There are a lot of these. I would be interested in hearing what others think should happen to them.

It renames "Wb:foo" -> "Broken/Project:foo" if "wb:" is a namespace alias for "Project:". Would "Broken/wb:foo" be more correct?

Likewise for interwikis it canonicalizes the interwiki to all lowercase and no space after the colon first.

It doesn't try to move "Talk:Project:X" to "Project talk:X" even if there's no conflict, instead moving it to "Broken/Talk:Project:X". I'm not sure whether we care.

On the other hand that behavior might be right in some cases, for instance if someone manually creates "WP:Foo" as a redirect to "Wikipedia:Foo" creates a talk page banner announcing it's a redirect, "Wikipedia:Foo" doesn't have a talk page, and then later "WP:" becomes an alias you might not want the banner.
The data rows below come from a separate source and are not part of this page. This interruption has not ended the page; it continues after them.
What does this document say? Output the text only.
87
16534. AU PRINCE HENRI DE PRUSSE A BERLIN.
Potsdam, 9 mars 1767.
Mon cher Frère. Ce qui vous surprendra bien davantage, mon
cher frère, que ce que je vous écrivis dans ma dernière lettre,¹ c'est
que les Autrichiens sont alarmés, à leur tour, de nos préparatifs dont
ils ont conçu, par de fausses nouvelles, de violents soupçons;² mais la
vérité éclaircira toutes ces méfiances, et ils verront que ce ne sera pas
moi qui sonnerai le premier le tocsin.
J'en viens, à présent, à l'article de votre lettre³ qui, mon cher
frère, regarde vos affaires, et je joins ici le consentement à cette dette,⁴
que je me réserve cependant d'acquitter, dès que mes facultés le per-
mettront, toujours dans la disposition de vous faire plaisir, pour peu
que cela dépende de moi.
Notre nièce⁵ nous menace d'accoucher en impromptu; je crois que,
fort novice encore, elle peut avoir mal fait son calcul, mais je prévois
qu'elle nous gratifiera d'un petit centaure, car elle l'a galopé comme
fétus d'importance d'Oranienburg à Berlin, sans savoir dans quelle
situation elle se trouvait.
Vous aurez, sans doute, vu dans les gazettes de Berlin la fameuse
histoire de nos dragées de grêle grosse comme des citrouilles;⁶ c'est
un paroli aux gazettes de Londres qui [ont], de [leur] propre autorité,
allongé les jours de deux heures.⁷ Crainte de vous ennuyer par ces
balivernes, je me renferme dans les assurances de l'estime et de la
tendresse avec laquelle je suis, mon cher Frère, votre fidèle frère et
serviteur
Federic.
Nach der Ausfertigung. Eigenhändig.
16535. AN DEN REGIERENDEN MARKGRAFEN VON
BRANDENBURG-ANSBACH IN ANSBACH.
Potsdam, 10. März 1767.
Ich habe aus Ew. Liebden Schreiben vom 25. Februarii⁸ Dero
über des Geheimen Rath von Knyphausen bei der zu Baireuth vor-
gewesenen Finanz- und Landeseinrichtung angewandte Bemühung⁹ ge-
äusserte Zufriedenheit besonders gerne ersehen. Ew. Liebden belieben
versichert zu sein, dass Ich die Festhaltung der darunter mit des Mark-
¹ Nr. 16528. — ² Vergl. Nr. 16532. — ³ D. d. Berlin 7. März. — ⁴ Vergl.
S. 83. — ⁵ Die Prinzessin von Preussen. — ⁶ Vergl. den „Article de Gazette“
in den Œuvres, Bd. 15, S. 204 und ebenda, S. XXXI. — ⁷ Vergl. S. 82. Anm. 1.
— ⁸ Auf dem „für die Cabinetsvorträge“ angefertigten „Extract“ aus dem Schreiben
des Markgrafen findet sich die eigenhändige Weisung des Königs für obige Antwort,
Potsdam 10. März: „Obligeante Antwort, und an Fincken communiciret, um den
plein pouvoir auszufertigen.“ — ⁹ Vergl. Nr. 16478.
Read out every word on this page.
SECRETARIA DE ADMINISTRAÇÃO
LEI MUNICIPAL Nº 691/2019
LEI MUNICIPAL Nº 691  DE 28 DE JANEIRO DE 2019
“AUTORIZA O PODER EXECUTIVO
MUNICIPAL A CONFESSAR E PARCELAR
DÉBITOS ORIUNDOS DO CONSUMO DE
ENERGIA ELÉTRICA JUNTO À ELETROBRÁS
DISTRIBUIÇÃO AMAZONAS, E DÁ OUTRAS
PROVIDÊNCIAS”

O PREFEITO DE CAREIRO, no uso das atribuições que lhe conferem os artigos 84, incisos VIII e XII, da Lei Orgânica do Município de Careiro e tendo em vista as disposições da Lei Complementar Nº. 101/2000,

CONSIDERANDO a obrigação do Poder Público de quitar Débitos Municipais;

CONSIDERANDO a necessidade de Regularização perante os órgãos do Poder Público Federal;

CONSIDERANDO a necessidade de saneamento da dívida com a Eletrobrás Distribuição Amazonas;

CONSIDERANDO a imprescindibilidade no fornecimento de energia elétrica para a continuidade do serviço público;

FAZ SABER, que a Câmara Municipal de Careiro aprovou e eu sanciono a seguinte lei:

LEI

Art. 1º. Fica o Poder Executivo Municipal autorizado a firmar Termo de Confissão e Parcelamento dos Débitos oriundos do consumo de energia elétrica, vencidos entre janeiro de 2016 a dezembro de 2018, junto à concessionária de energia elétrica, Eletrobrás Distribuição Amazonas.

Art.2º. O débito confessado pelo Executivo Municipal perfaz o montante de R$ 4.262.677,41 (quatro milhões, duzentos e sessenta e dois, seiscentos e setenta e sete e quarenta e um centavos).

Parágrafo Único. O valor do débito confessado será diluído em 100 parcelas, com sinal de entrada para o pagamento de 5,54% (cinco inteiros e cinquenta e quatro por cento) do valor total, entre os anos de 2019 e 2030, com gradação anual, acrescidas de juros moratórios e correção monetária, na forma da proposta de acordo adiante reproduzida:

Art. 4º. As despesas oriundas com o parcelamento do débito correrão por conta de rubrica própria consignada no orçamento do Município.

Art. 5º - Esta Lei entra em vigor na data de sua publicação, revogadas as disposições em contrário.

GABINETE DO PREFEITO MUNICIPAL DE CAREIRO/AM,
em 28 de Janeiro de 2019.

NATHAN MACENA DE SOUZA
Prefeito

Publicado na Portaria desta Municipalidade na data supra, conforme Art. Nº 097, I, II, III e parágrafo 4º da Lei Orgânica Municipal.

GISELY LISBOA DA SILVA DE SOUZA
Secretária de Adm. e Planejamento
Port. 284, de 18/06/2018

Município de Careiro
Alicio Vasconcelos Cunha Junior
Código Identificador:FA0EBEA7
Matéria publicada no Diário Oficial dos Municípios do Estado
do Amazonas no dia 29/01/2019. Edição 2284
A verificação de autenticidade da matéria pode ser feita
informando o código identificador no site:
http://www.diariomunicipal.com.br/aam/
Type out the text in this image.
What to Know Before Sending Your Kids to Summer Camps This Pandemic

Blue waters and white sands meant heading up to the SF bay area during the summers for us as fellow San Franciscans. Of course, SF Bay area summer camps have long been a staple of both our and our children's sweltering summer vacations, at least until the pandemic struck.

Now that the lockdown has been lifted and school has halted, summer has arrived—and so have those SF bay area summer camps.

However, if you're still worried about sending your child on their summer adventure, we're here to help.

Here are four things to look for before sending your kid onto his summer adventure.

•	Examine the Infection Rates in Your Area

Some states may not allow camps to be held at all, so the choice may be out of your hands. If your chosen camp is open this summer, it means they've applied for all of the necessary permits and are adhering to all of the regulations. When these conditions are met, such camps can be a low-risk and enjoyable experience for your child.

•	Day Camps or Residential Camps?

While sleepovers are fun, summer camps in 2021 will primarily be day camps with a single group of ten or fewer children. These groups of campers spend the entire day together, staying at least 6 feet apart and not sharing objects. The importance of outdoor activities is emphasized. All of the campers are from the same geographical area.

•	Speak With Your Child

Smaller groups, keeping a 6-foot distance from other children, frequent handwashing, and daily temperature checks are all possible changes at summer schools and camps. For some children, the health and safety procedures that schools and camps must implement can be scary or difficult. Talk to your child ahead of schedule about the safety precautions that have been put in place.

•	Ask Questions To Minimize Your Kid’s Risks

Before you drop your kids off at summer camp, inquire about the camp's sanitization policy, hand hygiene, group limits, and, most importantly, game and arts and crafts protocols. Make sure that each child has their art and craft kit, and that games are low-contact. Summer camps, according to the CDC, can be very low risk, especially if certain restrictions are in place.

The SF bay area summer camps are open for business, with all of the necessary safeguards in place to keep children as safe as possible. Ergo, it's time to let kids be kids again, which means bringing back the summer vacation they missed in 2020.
There are a lot of these. I would be interested in hearing what others think should happen to them.

I wonder if namespaceDupes.php, which is generally run when a new namespace was created, doesn't deal with talk pages properly.

That's everything I found from reviewing the output.

Probably the only thing worth caring about is the talk page case - the others are nice-to-haves but since the page will be at "Broken/<something>" anyway the wiki can figure out where to put it.

bnwikisource:  DRY RUN: would rename 1251 (0,'WS:COPY') to (0,'Broken/COPY')

from the task description was cleaned up by namespaceDupes.php in 2018 (T210472). The new fate of the other issues in the task description:

frwiki:  page 1547147 (Discussion_utilisateur:195.175.037.8) doesn't match self.
frwiki:  DRY RUN: would rename 1547147 (3,'195.175.037.8') to (0,'Broken/User_talk:195.175.37.8')

test2wiki:  page 2987 (Special:Badtitle/NS447:Columbia_University) doesn't match self.
test2wiki:  DRY RUN: would rename 2987 (447,'Columbia_University') to (0,'Broken/NS447:Columbia_University')

avwiki:  page 7541 (БахӀс:Википедия:Requests_for_adminship) is illegal.
avwiki:  DRY RUN: would rename 7541 (1,'Википедия:Requests_for_adminship') to (0,'Broken/Talk:Википедия:Requests_for_adminship')

Change #1058215 had a related patch set uploaded (by Pppery; author: Pppery):

[mediawiki/core@master] CleanupTitles: Turn "Talk:Project:Foo" into "Project talk:Foo"

https://gerrit.wikimedia.org/r/1058215

Change #1058215 merged by jenkins-bot:

[mediawiki/core@master] CleanupTitles: Turn "Talk:Project:Foo" into "Project talk:Foo"

https://gerrit.wikimedia.org/r/1058215

Can we close this now? Or do we want a second dry run to make sure that the patch above did what it should?

matmarex assigned this task to Pppery.

Yes, and thank you for reviewing that log!